I just tried to update xid via query_id and failed. The interface of updating xid is quite weird by having to copy query_id to binlog_xid and then clear binlog_xid back. I don't understand why this is needed.
start+= 8; }
diff --git a/sql/sql_partition.cc b/sql/sql_partition.cc --- a/sql/sql_partition.cc +++ b/sql/sql_partition.cc @@ -7439,18 +7439,28 @@ uint fast_alter_partition_table(THD *thd, TABLE *table, alter_partition_extract(lpt) || (frm_install= TRUE, FALSE) || mysql_write_frm(lpt, WFRM_INSTALL_SHADOW|WFRM_BACKUP_ORIGINAL) || log_partition_alter_to_ddl_log(lpt) || (frm_install= FALSE, FALSE) || + ((!thd->lex->no_write_to_binlog) && + (thd->binlog_xid= thd->query_id, + ddl_log_update_xid(lpt->part_info, thd->binlog_xid), + write_bin_log(thd, false, thd->query(), thd->query_length()), + thd->binlog_xid= 0)) ||
do I understand it correctly - if the crash happens before the binlog write, ddl log on recovery will undo everything. If the crash happens after, it'll see the xid in binlog and will not undo the operation?

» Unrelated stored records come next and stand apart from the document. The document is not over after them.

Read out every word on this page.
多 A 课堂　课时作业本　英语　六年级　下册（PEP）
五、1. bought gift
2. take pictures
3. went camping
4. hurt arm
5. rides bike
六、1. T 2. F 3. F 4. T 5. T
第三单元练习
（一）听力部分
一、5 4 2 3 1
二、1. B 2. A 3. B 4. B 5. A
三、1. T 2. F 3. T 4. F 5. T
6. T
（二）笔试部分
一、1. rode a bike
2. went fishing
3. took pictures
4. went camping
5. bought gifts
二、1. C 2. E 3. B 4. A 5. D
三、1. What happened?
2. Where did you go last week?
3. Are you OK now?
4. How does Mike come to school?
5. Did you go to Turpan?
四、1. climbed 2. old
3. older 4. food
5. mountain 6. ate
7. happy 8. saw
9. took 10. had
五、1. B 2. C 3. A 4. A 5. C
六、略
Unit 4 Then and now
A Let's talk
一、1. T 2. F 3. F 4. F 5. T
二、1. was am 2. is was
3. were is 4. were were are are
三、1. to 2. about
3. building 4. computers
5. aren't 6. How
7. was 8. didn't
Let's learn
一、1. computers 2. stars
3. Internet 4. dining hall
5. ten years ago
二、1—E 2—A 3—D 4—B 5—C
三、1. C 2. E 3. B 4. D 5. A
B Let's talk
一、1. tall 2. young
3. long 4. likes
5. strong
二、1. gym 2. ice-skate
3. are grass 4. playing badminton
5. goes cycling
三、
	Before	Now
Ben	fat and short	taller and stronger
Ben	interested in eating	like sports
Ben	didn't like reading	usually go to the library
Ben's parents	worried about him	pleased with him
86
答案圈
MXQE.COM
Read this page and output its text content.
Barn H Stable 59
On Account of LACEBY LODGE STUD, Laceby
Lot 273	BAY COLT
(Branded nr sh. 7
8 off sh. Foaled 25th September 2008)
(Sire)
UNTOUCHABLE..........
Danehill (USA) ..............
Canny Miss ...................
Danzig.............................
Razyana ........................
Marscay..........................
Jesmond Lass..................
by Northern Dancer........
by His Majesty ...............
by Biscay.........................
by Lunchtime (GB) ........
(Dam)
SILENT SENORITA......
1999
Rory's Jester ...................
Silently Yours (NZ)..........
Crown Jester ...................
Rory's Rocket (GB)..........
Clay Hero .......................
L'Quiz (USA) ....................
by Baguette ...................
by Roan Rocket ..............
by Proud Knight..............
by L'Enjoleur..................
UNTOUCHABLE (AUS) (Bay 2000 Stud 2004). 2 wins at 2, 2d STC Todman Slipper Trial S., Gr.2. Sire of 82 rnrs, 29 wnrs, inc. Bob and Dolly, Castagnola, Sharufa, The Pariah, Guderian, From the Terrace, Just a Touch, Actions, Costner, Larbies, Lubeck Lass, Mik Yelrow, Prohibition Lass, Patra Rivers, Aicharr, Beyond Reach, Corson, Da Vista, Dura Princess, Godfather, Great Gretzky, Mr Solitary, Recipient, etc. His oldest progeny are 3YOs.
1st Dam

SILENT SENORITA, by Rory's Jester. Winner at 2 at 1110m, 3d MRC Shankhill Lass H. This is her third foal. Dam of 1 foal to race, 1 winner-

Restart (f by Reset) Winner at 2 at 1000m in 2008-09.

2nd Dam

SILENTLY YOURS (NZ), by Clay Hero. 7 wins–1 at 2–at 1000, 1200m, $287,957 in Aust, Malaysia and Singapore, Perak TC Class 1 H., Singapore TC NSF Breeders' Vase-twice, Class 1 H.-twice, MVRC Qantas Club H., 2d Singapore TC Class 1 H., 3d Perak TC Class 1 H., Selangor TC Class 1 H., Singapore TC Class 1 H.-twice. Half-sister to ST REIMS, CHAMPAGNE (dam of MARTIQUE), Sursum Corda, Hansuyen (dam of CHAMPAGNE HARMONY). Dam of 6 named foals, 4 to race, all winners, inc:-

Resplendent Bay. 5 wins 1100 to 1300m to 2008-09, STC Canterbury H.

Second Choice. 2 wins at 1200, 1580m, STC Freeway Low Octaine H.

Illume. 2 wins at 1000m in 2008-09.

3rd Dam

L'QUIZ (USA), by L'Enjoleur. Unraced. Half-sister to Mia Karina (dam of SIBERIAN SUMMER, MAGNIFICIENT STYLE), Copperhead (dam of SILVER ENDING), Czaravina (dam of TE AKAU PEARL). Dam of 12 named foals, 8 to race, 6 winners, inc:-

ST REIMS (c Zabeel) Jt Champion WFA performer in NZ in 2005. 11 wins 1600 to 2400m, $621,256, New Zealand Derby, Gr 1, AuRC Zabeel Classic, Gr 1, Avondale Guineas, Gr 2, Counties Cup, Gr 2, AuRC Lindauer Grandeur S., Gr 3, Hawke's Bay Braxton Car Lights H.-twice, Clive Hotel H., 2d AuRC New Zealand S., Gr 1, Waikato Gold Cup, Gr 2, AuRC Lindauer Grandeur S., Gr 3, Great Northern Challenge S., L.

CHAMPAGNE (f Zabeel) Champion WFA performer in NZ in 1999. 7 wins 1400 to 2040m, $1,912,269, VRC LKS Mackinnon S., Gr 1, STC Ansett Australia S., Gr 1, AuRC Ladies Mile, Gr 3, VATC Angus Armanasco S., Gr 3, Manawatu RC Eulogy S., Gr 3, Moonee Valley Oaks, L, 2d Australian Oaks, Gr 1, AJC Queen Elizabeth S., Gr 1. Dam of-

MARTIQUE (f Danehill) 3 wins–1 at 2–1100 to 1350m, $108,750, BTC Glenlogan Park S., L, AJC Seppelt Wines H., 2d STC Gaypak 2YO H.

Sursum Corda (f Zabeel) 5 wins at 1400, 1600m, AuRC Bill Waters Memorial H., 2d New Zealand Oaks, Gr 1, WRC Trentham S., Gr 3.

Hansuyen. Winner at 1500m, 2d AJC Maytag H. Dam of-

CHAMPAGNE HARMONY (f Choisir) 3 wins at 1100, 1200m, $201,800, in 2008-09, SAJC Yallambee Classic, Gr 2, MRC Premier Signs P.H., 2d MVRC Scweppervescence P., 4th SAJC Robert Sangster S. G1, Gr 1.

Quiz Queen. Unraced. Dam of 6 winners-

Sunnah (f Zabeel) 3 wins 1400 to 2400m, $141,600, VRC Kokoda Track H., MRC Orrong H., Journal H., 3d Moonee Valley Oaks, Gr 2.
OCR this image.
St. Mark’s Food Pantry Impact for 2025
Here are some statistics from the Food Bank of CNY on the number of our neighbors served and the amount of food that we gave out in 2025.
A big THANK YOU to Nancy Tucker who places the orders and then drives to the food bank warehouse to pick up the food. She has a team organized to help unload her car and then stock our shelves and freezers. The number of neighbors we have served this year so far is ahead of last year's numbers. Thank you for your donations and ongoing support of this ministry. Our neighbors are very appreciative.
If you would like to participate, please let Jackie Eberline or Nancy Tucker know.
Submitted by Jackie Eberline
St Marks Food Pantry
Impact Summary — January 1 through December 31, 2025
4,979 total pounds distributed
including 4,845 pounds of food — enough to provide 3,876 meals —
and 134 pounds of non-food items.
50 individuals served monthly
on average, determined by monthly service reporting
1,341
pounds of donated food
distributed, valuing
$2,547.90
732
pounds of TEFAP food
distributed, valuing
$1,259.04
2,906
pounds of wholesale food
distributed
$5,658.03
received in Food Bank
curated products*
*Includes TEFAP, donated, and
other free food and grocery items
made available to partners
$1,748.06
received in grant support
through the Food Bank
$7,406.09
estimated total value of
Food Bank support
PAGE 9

Yes. Don't forget about error handling. We rollback everything on error, that is important for atomicity too. And that was not done for the main code of mysql_alter_table() AFAIK.
+ /* + Note: this crash-point does not cleanup backup (see WFRM_DROP_BACKUP), + but this crash-point is low probability as ddl_log_complete() is + fast operation. + */
I still don't quite understand why did you introduce a new method with frm backup and a (low probability) window where it won't clean up.
Isn't it similar to normal ALTER TABLE? It also needs to replace frms and it is solved with ddl log - if a crash happens after the point of no return (after the frm was replaced with a new one), ddl log will binlog the query on recovery.
Could you do the same, like
case DDL_LOCK_MIGRATE_PARTITION_ACTION: if (shadow frm no longer exists && xid not in binlog) write_bin_log(...);
would that work? Or would partitioning-specific old ddl logging code interfere?
I believe ALTER TABLE atomicity is not the perfect one in respect of rollback on error so why should that be an example for me? Another issue with the scheme you proposed is worse complexity and reliability. Why do I have to do some vague logic about binlogging if it can be straightforward and simple? So either I have to expand frm handling or add another DDL log action: why are you asking me not to do the former and do the latter? I can create the second chain for cleaning up the leftover backups and that would be anyway better than binlogging in 2 places.
(ddl_log_complete(lpt->part_info), false) || - ((!thd->lex->no_write_to_binlog) && - (write_bin_log(thd, FALSE, - thd->query(), thd->query_length()), FALSE)) || mysql_write_frm(lpt, WFRM_DROP_BACKUP) ||
Regards, Sergei VP of MariaDB Server Engineering and security@mariadb.org
-- All the best, Aleksey Midenkov @midenok